Kazakhstan between the rivers Irtysh and Ob, which will be filled from the upper reaches of the River Ob and other rivers.59 Water will then go on from there to Central Asia. According to some estimates, up to 6 cubic km of water a year can be taken without causing damage to the environment. This could essentially take the wind out of the sails of Beijing’s possible hydro policy regarding Kazakhstan.

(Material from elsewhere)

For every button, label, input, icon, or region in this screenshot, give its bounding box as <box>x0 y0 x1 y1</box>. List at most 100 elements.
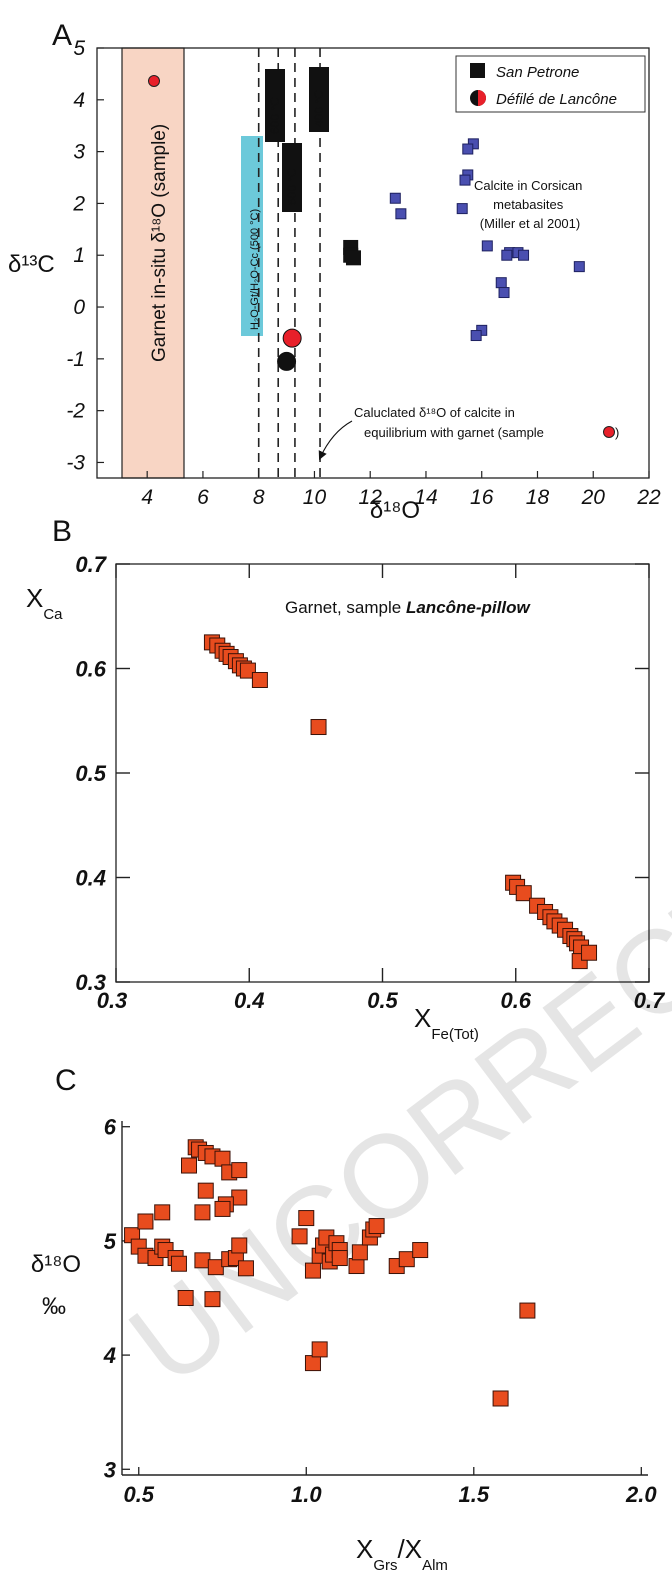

So how is Beijing to fortify its position in Tajikistan and Kyrgyzstan? Its main efforts should be directed toward intensifying economic ties, in which it is already actively engaged. The Chinese are participating actively in developing raw hydrocarbon fields in Kyrgyzstan. This is a very promising vector for strengthening economic ties. Kyrgyzstan and Tajikistan are not capable of fully meeting their energy resource needs by means of their own sources of raw hydrocarbons. This is where Beijing could offer an alternative. Xinjiang, which borders on Central Asia, has sufficiently large reserves of raw hydrocarbons. The proven reserves of natural gas in the Tarim basin amount to 419 bcm, and it is expected that in the next 5-10 years they will reach 1 trillion cm.60 The Xin-jiang-Uighur Autonomous Region also has huge coal supplies. Coal reserves in the XUAR amount to 2,190 billion tons, or 40.6% of all of China’s reserves.61 Xinjiang also has large oil reserves. Beijing can arrange for oil, natural gas, and coal to be delivered to Tajikistan and Kyrgyzstan, particularly since these deliveries will constitute a very small part of the PRC’s energy balance. This alternative will be extremely advantageous for Tajikistan and Kyrgyzstan, and it could even become a way to make these republics less dependent on neighboring states, particularly since there are indeed good reasons for this.
In Lieu of a Conclusion
Central Asia is becoming one of the most attractive regions for many of the world’s contemporary states, one of which is the PRC. Central Asia’s energy resources are among the most important factors prompting China’s regional activity, since access to them is becoming increasingly urgent for China’s rapidly growing economy.
The PRC’s hydro policy is an extremely effective lever of influence on the Central Asian countries. But it will only be applied as an extreme measure in the event that the geopolitical situation in the region takes an abrupt turn that is unfavorable to China.
59 For more on this matter, see: D. Pisarenko, A. Uglanov, “Sredniuiu Aziiu spaset Luzhkov?” Argumenty i fakty, No. 51, 2002, p. 20.
60 See: “China Informally Approves 4,200-km Gas Pipeline,” Reuters (Beijing), 29 February, 2000.